Anticipating and understanding how the new paradigm to procure-produce-distribute will evolve therefore becomes crucial for mechanical instrument manufacturers, whose strategic internationalization decisions cannot be separated from following the trends and directions of global investment flows and production location choices. Although information on the investment policies carried out by companies around the world is among the most difficult to collect, given the heterogeneity of the assets involved and the different motivations that can determine them, this information is now more crucial than ever for mechanical equipment manufacturers in order to strategically assess the opportunities offered by different markets. In this framework, a particularly relevant case study turns out to be that of textile machinery.

Fig.1 - Africa: an increasingly attractive continent for textile manufacturers

Since mid-century, interest by the world textile industry in the African continent has grown significantly. Indeed, the relative increase in labor costs in several Asian markets, government incentives and easy logistical access to markets in Europe and America, guaranteed by free-access trade agreements, has made Africa a particularly attractive destination for international investors, partly because of its greater geographical proximity. Although in absolute terms, textile production in North Africa and the Horn of Africa still plays a residual role in the world total, in terms of dynamics it has experienced growth very close to that of the Asian continent (Fig.1)

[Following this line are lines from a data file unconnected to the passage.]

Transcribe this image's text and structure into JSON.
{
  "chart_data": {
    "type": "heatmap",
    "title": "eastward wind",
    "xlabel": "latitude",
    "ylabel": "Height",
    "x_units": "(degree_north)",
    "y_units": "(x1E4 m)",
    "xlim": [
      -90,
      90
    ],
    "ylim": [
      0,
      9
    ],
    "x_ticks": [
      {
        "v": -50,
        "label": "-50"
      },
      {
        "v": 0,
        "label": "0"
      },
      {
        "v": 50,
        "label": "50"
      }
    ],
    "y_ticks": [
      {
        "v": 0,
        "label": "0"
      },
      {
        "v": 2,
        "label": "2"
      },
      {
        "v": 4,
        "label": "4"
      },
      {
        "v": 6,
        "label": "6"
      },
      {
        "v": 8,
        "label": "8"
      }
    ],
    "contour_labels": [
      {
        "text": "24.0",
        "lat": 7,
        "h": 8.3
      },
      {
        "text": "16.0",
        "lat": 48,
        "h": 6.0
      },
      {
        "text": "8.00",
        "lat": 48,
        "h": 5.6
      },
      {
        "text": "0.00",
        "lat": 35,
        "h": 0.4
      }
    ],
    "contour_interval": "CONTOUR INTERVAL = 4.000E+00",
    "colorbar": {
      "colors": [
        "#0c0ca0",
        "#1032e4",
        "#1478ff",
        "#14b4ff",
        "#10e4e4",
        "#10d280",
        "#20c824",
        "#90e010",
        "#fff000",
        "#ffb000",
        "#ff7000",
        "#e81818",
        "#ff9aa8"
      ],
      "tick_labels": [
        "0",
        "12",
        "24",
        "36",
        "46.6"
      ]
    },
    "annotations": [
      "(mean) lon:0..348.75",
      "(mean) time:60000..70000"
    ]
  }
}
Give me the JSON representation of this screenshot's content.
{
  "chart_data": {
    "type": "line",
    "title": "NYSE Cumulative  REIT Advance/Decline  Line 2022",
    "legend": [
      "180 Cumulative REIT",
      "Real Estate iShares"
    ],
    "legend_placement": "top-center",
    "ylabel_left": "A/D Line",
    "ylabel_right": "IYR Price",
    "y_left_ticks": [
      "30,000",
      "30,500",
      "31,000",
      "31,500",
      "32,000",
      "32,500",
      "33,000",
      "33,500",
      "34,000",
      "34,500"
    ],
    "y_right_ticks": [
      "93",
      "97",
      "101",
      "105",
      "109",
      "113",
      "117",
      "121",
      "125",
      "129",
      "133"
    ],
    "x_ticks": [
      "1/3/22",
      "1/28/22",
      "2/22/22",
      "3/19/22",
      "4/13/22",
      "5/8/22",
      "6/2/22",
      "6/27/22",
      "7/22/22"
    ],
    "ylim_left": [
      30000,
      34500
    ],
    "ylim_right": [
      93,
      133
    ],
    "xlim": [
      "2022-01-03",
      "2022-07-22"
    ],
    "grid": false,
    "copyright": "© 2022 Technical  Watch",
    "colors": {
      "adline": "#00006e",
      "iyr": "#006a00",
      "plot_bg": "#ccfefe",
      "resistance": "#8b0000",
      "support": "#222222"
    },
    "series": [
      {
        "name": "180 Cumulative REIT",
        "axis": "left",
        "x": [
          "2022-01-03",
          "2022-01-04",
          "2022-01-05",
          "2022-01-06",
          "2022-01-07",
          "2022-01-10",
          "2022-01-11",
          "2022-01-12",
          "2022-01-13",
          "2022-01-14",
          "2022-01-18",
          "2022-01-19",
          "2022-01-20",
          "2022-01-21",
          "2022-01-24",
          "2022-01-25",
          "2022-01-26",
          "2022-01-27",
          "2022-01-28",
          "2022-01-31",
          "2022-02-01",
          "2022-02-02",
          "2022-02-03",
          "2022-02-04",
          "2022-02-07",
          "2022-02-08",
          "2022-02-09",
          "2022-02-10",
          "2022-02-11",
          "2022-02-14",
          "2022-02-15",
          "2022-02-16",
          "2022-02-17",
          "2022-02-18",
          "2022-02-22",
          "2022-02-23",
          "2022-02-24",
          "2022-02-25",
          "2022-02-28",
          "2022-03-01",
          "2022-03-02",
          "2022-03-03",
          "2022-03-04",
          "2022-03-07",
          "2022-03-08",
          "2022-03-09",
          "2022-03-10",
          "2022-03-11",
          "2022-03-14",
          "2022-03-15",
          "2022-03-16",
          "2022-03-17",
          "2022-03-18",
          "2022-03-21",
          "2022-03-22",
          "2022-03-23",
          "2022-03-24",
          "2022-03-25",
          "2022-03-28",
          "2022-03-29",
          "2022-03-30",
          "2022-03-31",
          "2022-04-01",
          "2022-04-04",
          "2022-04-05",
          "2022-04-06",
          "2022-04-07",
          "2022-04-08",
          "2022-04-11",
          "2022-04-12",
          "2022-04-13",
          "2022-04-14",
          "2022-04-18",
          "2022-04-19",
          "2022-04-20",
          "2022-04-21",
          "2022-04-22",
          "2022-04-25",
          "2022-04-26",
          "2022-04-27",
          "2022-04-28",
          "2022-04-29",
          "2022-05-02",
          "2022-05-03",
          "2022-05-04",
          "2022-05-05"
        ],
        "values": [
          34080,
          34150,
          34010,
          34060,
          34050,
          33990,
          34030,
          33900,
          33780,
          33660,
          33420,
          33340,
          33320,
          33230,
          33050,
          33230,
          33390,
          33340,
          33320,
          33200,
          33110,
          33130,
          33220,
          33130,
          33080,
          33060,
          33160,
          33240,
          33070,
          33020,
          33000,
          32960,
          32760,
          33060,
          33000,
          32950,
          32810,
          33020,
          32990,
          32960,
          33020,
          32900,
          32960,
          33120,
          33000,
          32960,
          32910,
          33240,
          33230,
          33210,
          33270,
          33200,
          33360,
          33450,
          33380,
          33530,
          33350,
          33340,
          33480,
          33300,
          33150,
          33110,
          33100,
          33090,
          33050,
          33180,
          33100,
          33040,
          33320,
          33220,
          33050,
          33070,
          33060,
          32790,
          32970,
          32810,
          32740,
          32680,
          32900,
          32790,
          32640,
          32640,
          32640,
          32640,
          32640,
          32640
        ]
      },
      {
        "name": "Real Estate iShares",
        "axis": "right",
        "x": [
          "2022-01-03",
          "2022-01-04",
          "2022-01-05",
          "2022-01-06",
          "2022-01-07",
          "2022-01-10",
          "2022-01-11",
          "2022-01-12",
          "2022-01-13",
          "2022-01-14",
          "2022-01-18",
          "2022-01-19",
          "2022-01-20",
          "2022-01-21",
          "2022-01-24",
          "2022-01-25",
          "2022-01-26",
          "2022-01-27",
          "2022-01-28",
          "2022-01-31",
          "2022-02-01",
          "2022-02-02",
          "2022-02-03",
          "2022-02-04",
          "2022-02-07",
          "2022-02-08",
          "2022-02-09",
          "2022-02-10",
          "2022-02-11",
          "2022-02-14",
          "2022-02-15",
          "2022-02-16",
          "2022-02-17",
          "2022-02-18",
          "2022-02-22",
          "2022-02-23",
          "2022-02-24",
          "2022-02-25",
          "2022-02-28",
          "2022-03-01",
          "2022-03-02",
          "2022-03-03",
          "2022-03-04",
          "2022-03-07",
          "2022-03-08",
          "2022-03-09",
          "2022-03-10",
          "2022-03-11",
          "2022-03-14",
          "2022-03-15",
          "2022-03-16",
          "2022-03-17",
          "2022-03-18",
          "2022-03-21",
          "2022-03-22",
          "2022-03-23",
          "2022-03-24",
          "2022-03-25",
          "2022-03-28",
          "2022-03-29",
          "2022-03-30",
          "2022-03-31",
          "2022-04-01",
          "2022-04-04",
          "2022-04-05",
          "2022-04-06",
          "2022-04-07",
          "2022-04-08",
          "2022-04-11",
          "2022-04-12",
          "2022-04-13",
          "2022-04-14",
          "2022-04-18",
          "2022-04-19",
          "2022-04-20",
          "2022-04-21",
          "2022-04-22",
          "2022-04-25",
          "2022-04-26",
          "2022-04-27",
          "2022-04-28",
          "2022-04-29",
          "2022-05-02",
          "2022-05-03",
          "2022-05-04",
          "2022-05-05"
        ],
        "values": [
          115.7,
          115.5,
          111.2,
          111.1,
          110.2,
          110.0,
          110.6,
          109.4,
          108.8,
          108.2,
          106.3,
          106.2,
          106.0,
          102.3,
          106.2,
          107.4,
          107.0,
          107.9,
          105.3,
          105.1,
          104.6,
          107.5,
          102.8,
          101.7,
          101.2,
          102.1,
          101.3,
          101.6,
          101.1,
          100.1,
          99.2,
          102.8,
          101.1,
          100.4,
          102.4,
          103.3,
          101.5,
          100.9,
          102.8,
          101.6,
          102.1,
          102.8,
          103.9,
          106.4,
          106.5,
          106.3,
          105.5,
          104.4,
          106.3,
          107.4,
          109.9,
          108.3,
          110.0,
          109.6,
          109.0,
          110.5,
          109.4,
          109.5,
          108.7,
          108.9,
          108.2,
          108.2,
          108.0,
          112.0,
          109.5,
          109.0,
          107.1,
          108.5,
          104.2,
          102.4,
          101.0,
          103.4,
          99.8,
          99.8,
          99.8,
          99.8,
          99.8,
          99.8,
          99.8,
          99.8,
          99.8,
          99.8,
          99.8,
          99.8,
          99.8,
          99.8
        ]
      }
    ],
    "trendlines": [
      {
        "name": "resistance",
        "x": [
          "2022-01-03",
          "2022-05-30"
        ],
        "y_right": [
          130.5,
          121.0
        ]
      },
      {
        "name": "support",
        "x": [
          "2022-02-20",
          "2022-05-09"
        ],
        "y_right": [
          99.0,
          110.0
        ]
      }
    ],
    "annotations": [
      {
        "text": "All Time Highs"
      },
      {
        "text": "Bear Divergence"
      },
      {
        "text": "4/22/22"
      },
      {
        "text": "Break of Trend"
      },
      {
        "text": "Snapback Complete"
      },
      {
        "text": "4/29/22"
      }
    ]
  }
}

Fig. 1 - Production of textile intermediate goods: Asia vs Africa

Source: ExportPlanning.

Imports of textile machinery from the area have in fact experienced a significant increase, showing accelerated growth since 2005, interrupted only by the difficulties of the pandemic environment and the extensive penalizations suffered by the Fashion-Personnel System in the post-Covid period (Fig.2)

Fig. 2 - Import of textile machinery: North Africa and Horn of Africa

Source: ExportPlanning.

Although they still represent a relatively small market, holding just under 3 percent of world demand for the industry, there is no doubt that the economies of the North African and Horn of Africa regions are candidates to be special observers in the context of reconfiguring global value chains. Indeed, for textile manufacturers, countries in the area could become the cradle of production localizations that can provide greater supply chain security, or simply increase the diversification of companies' supplier portfolios. In both cases, monitoring foreign trade information will be a particularly relevant activity to read the changes taking place and the opportunities offered by different markets to industrial machinery manufacturers.